Relax prohibitions against general solicitation and advertising, including a rule parallel to the "test the waters" model of Rule 254. The exemption should also take advantage of the "covered securities" exemption under NSMIA. In addition, the committee recommended that the SEC:
amend the language of the Rule 152 integration safe harbor to permit a registered public offering to commence immediately after the completion of an otherwise valid private offering, where the stated purpose was to raise capital to fund the IPO process;
shorten the integration safe harbor period from the current six months (to 30 or 45 days) and
amend the definition of "qualified purchaser" as permitted under NSMIA.

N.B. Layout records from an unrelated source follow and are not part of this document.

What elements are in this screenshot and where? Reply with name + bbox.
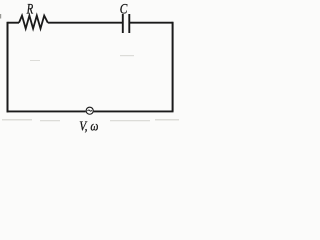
scan noise speckles (2, 55, 179, 121)
wire: bottom right segment (94, 110, 174, 112)
wire: left side (7, 22, 9, 113)
AC source V (86, 107, 93, 114)
paper background (0, 0, 185, 139)
svg-text:V, ω: V, ω (79, 118, 98, 133)
edge artifact (0, 14, 1, 19)
capacitor C right plate (128, 14, 130, 33)
wire: top middle segment (48, 22, 123, 24)
capacitor C left plate (122, 14, 124, 33)
svg-text:C: C (120, 1, 128, 17)
resistor R (19, 16, 48, 29)
wire: right side (172, 22, 174, 112)
svg-text:R: R (26, 2, 34, 18)
wire: top-left segment (8, 22, 20, 24)
wire: bottom left segment (7, 110, 86, 112)
tilde inside source (88, 110, 92, 111)
wire: top right segment (130, 22, 173, 24)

Make it easier for the smallest public companies to go private (i.e., the lowest 1% of total market capitalization), subject to the issuer's undertaking to provide shareholders with periodic financial and other pertinent information, such as unaudited quarterly financial statements, annual GAAP audited financial statements and narrative information about basic corporate governance, executive compensation and related-party transactions.
The SEC should work in conjunction with the NASD to ensure viable trading markets for smaller public companies and amend rules and practices that inhibit the efficient functioning of certain markets. The committee contended that the Pink Sheets market and the OTCBB market, owned by the NASD and run on a contractual basis by Nasdaq, could benefit from the following:
Make public information filed under Rule 15c2-11;
Make available Form S-3 for OTCBB securities in resale transactions;
Make Nasdaq SmallCap stocks and/or OTCBB-listed stocks "covered securities" under NSMIA to exempt them from state review, contingent on compliance with corporate governance requirements; and
Increase the size of companies defined by the SEC as "Small Business Issuers" to the microcap company level.
The committee suggested that the costs of maintaining the OTCBB be shared by the companies that benefit from it and, similarly, that corporate support for the Pink Sheets market be derived from direct corporate payments to dealers for market-making activity. The subcommittee believes this approach will encourage more entry of dealers into market-making activities.
The SEC should adopt policies that encourage and promote the dissemination of research on smaller public companies by, among other things, allowing company-sponsored research to occur with full disclosure by the research provider as to the nature of the relationship with the company being covered and maintaining soft dollar payments for research under current safe harbor provisions of Rule 28e. New business models that rely on corporate payments to create published research should be permitted.
The SEC should adopt the following amendments to Rule 701:
Increase from $5 million to $10 million the amount of sales under the rule necessary to trigger financial statement and risk factor disclosures; and
As an alternative, eliminate or significantly modify financial statement disclosure requirements if options are non-transferable except by law and if options may be exercised only on a "net" basis with no employee funds paid to the employer.
Provide relief from the Exchange Act registration requirements that treat employee stock options as voting securities without regard as to whether the options are currently exercisable. PIPE transaction relief may be the subject of future recommendations.